چكيده به لاتين
One of the major problems of the international community is the provision of food for the world's population. It is predicted that in the future, in addition to increasing the world's population, the amount of agricultural production will also be threatened. The impact of climate change on the agricultural sector is one of the major challenges of the future. As the global warming, the concentration of carbon dioxide is rising rapidly. Different scenarios have been predicted for the amount of greenhouse gas emissions in the future, each of which will lead to different results. The two phenomena of global warming and increasing the concentration of carbon dioxide can have an adverse effect on agricultural production. Also, providing the resources needed by the agricultural section will be very important in the future. One possible way to deal with the negative effects of climate change is to use adaptive strategies. Accordingly, by changing the approach and crop management, the effects of climate change can be reduced and more agricultural products are produced.
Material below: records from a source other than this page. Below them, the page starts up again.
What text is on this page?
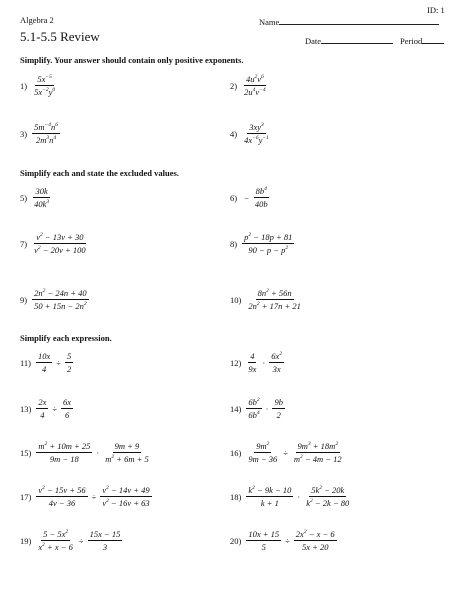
ID: 1
Algebra 2	Name
5.1-5.5 Review	Date	Period
Simplify. Your answer should contain only positive exponents.
$1) \frac{5x^{-5}}{5x^{-2}y^0}$	$2) \frac{4u^2v^6}{2u^4v^{-4}}$
$3) \frac{5m^{-4}n^6}{2m^3n^4}$	$4) \frac{3xy^3}{4x^{-6}y^{-1}}$
Simplify each and state the excluded values.
$5) \frac{30k}{40k^3}$	$6) - \frac{8b^4}{40b}$
$7) \frac{v^2 - 13v + 30}{v^2 - 20v + 100}$	$8) \frac{p^2 - 18p + 81}{90 - p - p^2}$
$9) \frac{2n^2 - 24n + 40}{50 + 15n - 2n^2}$	$10) \frac{8n^2 + 56n}{2n^2 + 17n + 21}$
Simplify each expression.
$11) \frac{10x}{4} \div \frac{5}{2}$	$12) \frac{4}{9x} \cdot \frac{6x^2}{3x}$
$13) \frac{2x}{4} \div \frac{6x}{6}$	$14) \frac{6b^2}{6b^4} \cdot \frac{9b}{2}$
$15) \frac{m^2 + 10m + 25}{9m - 18} \cdot \frac{9m + 9}{m^2 + 6m + 5}$	$16) \frac{9m^2}{9m - 36} \div \frac{9m^3 + 18m^2}{m^2 - 4m - 12}$
$17) \frac{v^2 - 15v + 56}{4v - 36} \div \frac{v^2 - 14v + 49}{v^2 - 16v + 63}$	$18) \frac{k^2 - 9k - 10}{k + 1} \cdot \frac{5k^2 - 20k}{k^2 - 2k - 80}$
$19) \frac{5 - 5x^2}{x^2 + x - 6} \div \frac{15x - 15}{3}$	$20) \frac{10x + 15}{5} \div \frac{2x^2 - x - 6}{5x + 20}$
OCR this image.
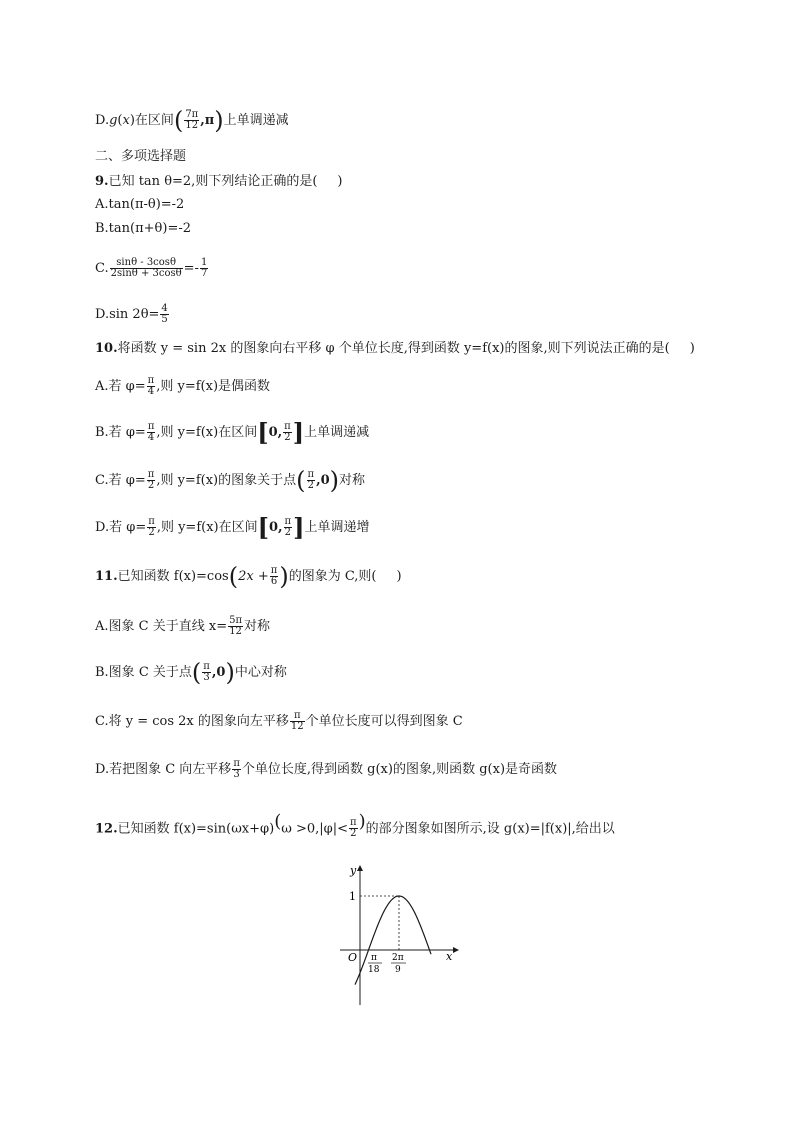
D.g(x)在区间( $\frac{7\pi}{12} ,\pi$)上单调递减
二、多项选择题
9.已知 tan θ=2,则下列结论正确的是( )
A.tan(π-θ)=-2
B.tan(π+θ)=-2
C. $\frac{\sin\theta - 3\cos\theta}{2\sin\theta + 3\cos\theta} =- \frac{1}{7}$
D.sin $2\theta= \frac{4}{5}$
10.将函数 y = sin 2x 的图象向右平移 φ 个单位长度,得到函数 y=f(x)的图象,则下列说法正确的是( )
A.若 $\varphi= \frac{\pi}{4}$ ,则 y=f(x)是偶函数
B.若 $\varphi= \frac{\pi}{4}$ ,则 y=f(x)在区间[0, $\frac{\pi}{2}$ ]上单调递减
C.若 $\varphi= \frac{\pi}{2}$ ,则 y=f(x)的图象关于点( $\frac{\pi}{2} ,0$)对称
D.若 $\varphi= \frac{\pi}{2}$ ,则 y=f(x)在区间[0, $\frac{\pi}{2}$ ]上单调递增
11.已知函数 $f(x)=\cos(2x + \frac{\pi}{6}$ )的图象为 C,则( )
A.图象 C 关于直线 $x= \frac{5\pi}{12}$ 对称
B.图象 C 关于点( $\frac{\pi}{3} ,0$)中心对称
C.将 y = cos 2x 的图象向左平移 $\frac{\pi}{12}$ 个单位长度可以得到图象 C
D.若把图象 C 向左平移 $\frac{\pi}{3}$ 个单位长度,得到函数 g(x)的图象,则函数 g(x)是奇函数
12.已知函数 $f(x)=\sin(\omega x+\varphi)(\omega >0,|\varphi|< \frac{\pi}{2}$ )的部分图象如图所示,设 g(x)=|f(x)|,给出以
y
x
O
1
π
18
2π
9
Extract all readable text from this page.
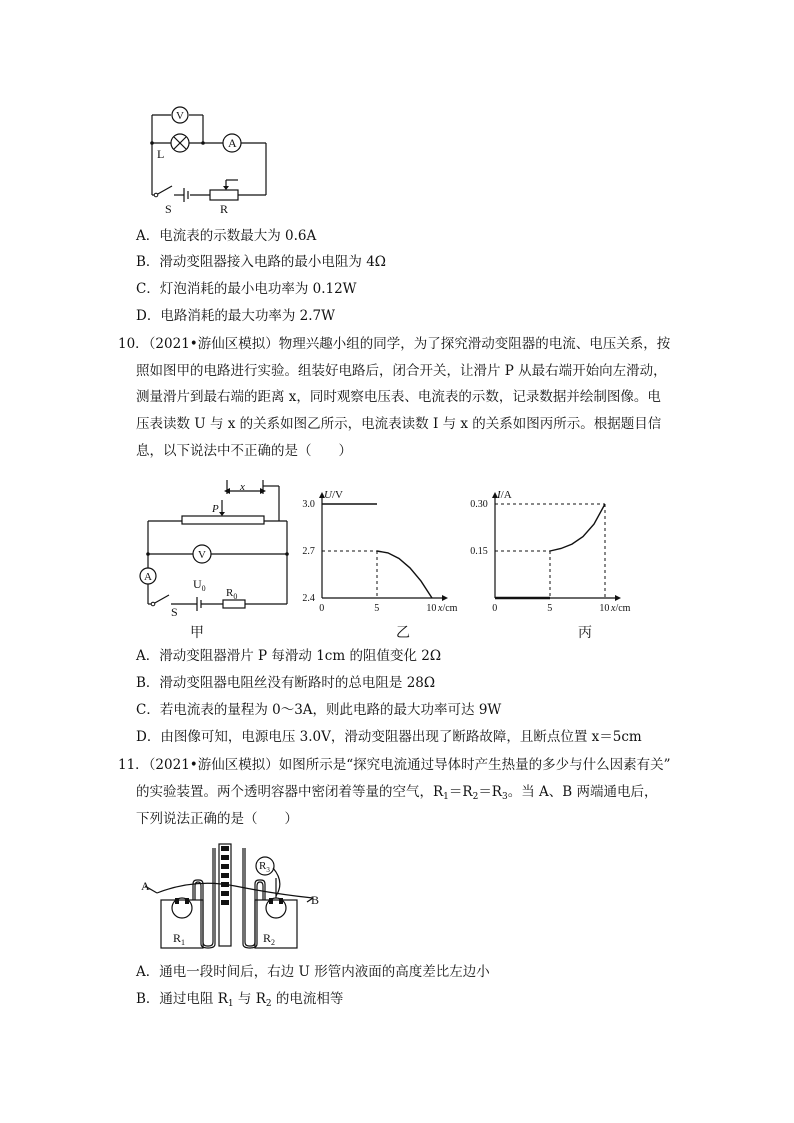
V
A
L
S	R
A．电流表的示数最大为 0.6A
B．滑动变阻器接入电路的最小电阻为 4Ω
C．灯泡消耗的最小电功率为 0.12W
D．电路消耗的最大功率为 2.7W
10．（2021•游仙区模拟）物理兴趣小组的同学，为了探究滑动变阻器的电流、电压关系，按
照如图甲的电路进行实验。组装好电路后，闭合开关，让滑片 P 从最右端开始向左滑动，
测量滑片到最右端的距离 x，同时观察电压表、电流表的示数，记录数据并绘制图像。电
压表读数 U 与 x 的关系如图乙所示，电流表读数 I 与 x 的关系如图丙所示。根据题目信
息，以下说法中不正确的是（　　）
x
P
V
A	$U_0$
S
$R_0$
甲
U/V
x/cm
0	5	10
2.4
2.7
3.0
乙
I/A
x/cm
0	5	10
0.15
0.30
丙
A．滑动变阻器滑片 P 每滑动 1cm 的阻值变化 2Ω
B．滑动变阻器电阻丝没有断路时的总电阻是 28Ω
C．若电流表的量程为 0～3A，则此电路的最大功率可达 9W
D．由图像可知，电源电压 3.0V，滑动变阻器出现了断路故障，且断点位置 x＝5cm
11．（2021•游仙区模拟）如图所示是“探究电流通过导体时产生热量的多少与什么因素有关”
的实验装置。两个透明容器中密闭着等量的空气，$R_1=R_2=R_3$。当 A、B 两端通电后，
下列说法正确的是（　　）
A
B
$R_1$	$R_2$
$R_3$
A．通电一段时间后，右边 U 形管内液面的高度差比左边小
B．通过电阻 $R_1$ 与 $R_2$ 的电流相等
The SUBSTOR-Potato model, which is one of the DSSAT sub-models, is one of the powerful tools for finding the response of potato crop to the growing conditions. In this model, all the growth processes of the potato crop are considered. Input data of this model include weather data, management practices and genetic parameters of the cultivar. In this study, using GLUE tool and data related to two experiments in Ardabil and Mashhad, the SUBSTOR-Potato model was calibrated and validated, and genetic parameters related to the potato crop of Agria cultivar were obtained. The future climate was then predicted using the LARS-WG. To do this, model was calibrated and validated with using the historical weather data to finding parameters of semi-empirical distribution. Then LARS-WG will be able to simulate artificial weather data for the near, middle and far periods under the RCP4.5 and RCP8.5 scenarios. To generate future data, five models of GCMs were used and by averaging them, multi model ensemble mean (MMEM) was calculated and used to assess the effects of climate change. Finally, in two parts, simulation and optimization, the effect of climate change on potato crop growth was used. In the simulation part, the SUBSTOR-Potato model was simulated for the base line and future periods in two modes without changing the carbon dioxide concentration and by changing the carbon dioxide concentration in the two provinces of Hamedan and Kerman, and their results were compared to each other. In the optimization section, the model has three objectives of maximum crop yield, minimum water consumption and minimum fertilizer consumption and with a series of restrictions. To solve this model, MOPSO algorithm was used. In order to better display the results, the maximum crop yield goal became a constraint, and the problem became a two-objective optimization problem. Finally, the results of solving the optimization model in the form of Pareto fronts were obtained from the optimal answers that there is a trade-off between the amount of water and fertilizer consumption.
According to the results, it is predicted that in the coming years in Hamadan province, potato production will change from -8% to +6%, and in Kerman province this amount will be between -20% to +2%. These values are if the potato plant does not tolerate any nitrogen stress and also enough water reaches the plant. By comparing the Pareto fronts, water and fertilizer consumption are expected to decrease in the future compared to the base line in Hamedan province, but in Kerman province, water and fertilizer consumption is expected to increase in the future compared to the base line. Therefore, it is expected that with the constant amount of water and fertilizer consumption, the amount of production in Hamadan province will increase and in Kerman province will decrease in the future.